La mousse est un bonsaï naturel : nul besoin de taille, puisque notre regard peut en changer l’échelle. Une forêt entière se condense dans si peu, dès lors que nous modifions l’importance que nous accordons à notre propre personne. En quoi l’art des jardins japonais, des bonsaïs et des paysages de mousses en bassin rejoint peut-être, en quelque manière, le commencement du monde tel que l’entrevoient les scientifiques, fait de quelques instants pour des années-lumière à venir et d’une matière concentrée en une infime partie de l’univers qu’elle deviendra.

Un Extrait page 46

Cette dilatation propagée en une nappe de velours, seuls les jardins de mousse du Japon la révèlent pleinement, en une aura d’autant plus magique que rien ne nous prépare à une telle expérience, ni souvenir de paysage ni tableau peint.
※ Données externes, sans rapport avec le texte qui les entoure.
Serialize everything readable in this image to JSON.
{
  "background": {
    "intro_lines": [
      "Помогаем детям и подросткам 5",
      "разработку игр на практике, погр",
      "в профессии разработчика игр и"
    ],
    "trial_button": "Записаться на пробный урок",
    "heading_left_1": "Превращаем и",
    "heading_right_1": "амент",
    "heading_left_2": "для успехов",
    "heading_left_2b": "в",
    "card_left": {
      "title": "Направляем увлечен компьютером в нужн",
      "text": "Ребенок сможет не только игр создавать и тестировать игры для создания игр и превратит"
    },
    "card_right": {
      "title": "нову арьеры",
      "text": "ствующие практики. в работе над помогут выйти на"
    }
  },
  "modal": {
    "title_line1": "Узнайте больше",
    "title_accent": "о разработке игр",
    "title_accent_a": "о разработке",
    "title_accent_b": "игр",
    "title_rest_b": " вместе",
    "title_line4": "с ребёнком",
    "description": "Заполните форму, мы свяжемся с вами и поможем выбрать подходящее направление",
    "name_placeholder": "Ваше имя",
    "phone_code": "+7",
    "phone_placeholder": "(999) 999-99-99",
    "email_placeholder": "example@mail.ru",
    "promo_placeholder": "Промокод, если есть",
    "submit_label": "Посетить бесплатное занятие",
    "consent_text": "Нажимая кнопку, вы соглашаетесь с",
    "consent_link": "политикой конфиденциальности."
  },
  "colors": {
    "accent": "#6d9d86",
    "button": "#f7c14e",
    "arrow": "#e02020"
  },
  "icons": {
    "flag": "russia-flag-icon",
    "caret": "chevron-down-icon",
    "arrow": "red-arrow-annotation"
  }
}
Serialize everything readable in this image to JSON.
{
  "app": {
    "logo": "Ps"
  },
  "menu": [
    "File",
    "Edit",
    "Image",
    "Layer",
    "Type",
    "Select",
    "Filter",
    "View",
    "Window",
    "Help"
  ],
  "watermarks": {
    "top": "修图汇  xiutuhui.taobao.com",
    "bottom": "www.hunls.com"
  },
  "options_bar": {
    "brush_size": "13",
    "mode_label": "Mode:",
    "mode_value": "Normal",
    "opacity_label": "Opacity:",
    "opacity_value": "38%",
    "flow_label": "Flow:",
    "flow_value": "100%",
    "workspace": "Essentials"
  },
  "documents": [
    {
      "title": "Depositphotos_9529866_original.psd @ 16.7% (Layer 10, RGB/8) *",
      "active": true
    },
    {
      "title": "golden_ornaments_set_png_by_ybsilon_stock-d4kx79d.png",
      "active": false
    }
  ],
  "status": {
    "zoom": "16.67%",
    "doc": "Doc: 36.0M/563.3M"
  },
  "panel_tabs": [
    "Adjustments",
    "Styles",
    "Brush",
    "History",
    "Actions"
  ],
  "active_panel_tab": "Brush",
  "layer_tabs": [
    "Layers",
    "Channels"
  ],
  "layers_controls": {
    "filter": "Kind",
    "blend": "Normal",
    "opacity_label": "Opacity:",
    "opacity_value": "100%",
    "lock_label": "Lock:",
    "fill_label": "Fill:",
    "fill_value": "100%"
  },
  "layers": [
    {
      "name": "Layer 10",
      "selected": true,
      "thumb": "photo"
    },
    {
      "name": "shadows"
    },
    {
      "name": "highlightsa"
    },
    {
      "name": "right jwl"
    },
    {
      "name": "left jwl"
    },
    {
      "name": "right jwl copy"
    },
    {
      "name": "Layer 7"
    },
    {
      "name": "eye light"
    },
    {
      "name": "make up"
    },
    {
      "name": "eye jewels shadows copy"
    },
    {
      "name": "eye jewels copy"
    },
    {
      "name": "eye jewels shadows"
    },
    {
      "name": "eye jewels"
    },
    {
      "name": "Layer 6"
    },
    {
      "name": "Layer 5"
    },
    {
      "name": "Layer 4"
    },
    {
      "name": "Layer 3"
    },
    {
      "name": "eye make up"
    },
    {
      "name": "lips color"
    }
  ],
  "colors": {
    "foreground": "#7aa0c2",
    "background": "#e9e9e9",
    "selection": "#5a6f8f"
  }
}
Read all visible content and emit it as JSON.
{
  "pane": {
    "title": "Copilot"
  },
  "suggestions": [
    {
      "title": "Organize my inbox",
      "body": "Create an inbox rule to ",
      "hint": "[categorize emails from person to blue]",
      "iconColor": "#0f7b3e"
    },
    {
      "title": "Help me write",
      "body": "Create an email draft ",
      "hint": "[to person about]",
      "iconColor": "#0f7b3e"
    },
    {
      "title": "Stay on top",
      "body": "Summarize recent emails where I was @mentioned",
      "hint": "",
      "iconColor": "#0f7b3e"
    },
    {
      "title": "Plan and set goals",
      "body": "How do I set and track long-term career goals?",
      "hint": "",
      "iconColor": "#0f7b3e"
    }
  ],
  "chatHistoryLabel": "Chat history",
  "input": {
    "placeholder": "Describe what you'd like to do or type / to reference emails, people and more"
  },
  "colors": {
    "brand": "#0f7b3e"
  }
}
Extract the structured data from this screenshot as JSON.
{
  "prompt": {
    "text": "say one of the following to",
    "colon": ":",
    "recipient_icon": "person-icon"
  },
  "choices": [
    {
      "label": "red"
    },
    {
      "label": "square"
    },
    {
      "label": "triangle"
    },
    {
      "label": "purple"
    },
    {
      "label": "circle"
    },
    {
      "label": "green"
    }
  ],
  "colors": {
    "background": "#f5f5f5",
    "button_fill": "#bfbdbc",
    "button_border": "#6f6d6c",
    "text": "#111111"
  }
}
Étale, la mousse l’est alors à la manière d’un drapé qui recouvre tout, jusqu’aux racines des arbres dont le relief en est adouci et rehaussé à la fois. Il faut avoir parcouru les allées de ces jardins, dans un monde où l’omniprésence du vert vous plonge dans un état de rêve et de silence, pour sentir à quel point la mousse y semble un souffle exhalé du sol, posé tel une brume, et dont on sent bien, sans rien connaître de son écologie, qu’aucun lien ne l’attache à la terre dans la profondeur d’un enracinement. Ce lien qui n’est pas un ancrage mais s’apparente plutôt à une apposition, une coexistence, c’est un ensemble de minces filaments appelés rhizoïdes par lesquels la mousse s’accroche au sol mais à peine, un sol dont elle ne tire d’ailleurs pas foncièrement sa substance : de cela le ciel se charge, pluie et rosée, avec la lumière – et la richesse de la terre ne lui est pas utile, puisqu’elle pousse aussi bien sur les écorces ou les pierres.